Quartile rating: 6/10 · 1 rating
The story of the early, murderous roots of the cannibalistic killer, Hannibal Lecter – from his hard-scrabble Lithuanian childhood, where he witnesses the repulsive lengths to which hungry soldiers will go to satiate themselves, through his sojourn in France, where as a medical student he hones his appetite for the kill.

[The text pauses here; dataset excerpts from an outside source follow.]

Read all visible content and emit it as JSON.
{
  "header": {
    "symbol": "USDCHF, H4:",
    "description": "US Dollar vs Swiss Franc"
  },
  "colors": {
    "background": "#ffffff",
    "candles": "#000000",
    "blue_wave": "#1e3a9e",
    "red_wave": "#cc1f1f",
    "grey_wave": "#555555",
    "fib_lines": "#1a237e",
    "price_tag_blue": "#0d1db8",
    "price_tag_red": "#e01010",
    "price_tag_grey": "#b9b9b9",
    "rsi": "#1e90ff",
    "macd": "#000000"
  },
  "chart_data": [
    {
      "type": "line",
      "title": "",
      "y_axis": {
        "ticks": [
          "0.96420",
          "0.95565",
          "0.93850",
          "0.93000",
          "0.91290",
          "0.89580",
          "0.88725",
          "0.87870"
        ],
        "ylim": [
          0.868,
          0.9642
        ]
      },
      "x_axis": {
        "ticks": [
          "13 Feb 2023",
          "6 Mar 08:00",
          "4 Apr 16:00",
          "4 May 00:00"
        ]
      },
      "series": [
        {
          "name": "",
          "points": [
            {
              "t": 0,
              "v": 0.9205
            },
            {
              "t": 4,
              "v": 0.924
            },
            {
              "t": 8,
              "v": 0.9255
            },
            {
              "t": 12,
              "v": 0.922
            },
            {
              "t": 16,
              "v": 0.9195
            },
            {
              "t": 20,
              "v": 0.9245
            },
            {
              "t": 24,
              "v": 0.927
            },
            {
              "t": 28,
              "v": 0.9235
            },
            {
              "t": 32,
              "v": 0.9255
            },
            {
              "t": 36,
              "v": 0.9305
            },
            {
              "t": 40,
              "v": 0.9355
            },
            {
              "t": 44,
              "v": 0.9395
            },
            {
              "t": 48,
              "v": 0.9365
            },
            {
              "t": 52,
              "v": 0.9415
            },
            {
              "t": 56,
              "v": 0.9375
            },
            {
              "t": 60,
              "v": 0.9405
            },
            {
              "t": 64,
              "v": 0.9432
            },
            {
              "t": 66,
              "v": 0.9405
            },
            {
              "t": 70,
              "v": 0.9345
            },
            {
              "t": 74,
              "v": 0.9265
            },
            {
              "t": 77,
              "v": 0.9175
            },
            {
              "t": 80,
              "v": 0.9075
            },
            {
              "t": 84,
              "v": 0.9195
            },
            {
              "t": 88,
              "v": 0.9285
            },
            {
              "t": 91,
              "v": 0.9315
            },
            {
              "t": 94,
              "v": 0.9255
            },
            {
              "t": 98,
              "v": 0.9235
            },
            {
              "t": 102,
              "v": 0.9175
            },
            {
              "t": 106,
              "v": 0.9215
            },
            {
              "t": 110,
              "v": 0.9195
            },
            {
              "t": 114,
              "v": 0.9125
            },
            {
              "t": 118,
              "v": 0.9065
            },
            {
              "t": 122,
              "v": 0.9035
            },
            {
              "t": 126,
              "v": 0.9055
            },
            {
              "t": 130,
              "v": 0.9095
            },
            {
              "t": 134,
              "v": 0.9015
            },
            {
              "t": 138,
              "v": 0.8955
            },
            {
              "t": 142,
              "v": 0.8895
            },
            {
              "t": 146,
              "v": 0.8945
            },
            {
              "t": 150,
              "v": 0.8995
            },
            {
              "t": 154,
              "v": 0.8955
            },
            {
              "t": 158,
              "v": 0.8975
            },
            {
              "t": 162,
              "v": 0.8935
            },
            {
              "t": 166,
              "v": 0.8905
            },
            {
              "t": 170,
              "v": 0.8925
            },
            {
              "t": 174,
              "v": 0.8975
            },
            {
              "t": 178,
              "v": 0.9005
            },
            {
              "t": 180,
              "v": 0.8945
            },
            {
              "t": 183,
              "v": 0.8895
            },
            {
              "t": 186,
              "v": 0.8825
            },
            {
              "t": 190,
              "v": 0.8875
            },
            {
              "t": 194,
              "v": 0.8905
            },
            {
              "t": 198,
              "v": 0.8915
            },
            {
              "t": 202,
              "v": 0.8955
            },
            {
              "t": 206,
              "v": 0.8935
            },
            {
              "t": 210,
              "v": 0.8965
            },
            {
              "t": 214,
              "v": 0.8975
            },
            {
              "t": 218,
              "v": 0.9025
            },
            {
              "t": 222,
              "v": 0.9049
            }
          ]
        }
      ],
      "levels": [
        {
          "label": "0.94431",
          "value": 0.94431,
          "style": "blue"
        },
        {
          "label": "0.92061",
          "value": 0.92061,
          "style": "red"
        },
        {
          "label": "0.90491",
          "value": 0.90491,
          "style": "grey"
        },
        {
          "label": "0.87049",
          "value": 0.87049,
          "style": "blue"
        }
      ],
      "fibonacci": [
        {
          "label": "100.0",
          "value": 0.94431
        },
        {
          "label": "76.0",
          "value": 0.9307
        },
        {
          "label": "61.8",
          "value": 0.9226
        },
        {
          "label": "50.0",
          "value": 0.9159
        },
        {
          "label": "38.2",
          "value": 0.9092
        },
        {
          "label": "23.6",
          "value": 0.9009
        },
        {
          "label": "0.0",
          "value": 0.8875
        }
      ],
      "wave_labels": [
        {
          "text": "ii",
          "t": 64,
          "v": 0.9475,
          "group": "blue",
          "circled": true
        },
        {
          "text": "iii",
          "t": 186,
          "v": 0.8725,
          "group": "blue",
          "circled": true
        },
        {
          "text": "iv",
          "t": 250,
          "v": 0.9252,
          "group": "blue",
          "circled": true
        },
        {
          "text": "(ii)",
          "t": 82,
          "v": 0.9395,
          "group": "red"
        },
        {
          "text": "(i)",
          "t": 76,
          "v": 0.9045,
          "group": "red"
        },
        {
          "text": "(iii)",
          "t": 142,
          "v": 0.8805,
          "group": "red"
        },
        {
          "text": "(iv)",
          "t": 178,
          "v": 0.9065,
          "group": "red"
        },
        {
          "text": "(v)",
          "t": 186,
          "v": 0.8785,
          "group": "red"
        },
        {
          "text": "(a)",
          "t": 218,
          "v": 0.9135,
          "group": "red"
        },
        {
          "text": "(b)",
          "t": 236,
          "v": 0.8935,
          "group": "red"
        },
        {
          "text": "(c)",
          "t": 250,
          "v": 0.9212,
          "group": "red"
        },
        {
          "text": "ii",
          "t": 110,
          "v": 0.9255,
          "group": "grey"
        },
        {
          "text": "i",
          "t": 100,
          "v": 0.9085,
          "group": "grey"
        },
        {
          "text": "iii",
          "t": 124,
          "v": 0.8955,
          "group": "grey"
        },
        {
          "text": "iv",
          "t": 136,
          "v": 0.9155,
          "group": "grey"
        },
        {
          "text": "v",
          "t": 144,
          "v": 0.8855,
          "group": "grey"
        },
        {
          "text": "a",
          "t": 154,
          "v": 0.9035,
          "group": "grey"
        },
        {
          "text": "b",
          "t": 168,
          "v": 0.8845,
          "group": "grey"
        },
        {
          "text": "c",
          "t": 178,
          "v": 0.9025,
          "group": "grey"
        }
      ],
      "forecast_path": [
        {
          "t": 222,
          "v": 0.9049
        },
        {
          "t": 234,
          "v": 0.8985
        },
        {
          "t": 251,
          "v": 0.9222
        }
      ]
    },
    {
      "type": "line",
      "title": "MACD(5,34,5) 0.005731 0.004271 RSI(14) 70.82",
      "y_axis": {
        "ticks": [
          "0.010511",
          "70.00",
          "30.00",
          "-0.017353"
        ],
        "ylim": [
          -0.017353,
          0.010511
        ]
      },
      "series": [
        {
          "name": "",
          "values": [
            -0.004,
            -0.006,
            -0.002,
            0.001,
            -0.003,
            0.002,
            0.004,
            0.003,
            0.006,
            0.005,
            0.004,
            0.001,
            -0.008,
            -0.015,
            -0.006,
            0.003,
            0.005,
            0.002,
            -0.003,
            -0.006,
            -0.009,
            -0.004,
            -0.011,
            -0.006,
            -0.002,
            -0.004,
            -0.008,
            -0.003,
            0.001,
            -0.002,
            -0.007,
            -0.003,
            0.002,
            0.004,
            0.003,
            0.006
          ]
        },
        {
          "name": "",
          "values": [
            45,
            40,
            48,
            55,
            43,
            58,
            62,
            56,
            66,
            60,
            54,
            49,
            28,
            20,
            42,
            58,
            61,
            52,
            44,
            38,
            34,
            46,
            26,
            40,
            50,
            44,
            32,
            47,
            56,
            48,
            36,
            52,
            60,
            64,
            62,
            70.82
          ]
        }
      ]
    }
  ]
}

Hannibal Rising attempts to demystify one of cinema's most iconic villains, which largely backfires. The origin story feels unnecessary and reductive, stripping Lecter of the enigmatic menace that made him compelling. The plot follows a formulaic revenge thriller structure, with young Hannibal hunting down the war criminals who wronged him — competent but pedestrian. Gaspard Ulliel's performance is earnest but lacks the magnetic menace of Hopkins, and the supporting cast is unremarkable. Cinematography in the European locations has some atmospheric quality, particularly in the wintry Lithuanian sequences. Novelty is low — while the prequel concept had potential, the execution recycles standard revenge thriller beats with a thin Hannibal veneer. The ending resolves the immediate revenge arc but feels anticlimactic, doing little to meaningfully connect to the character audiences know, leaving the film feeling like an unnecessary appendix to a far superior franchise.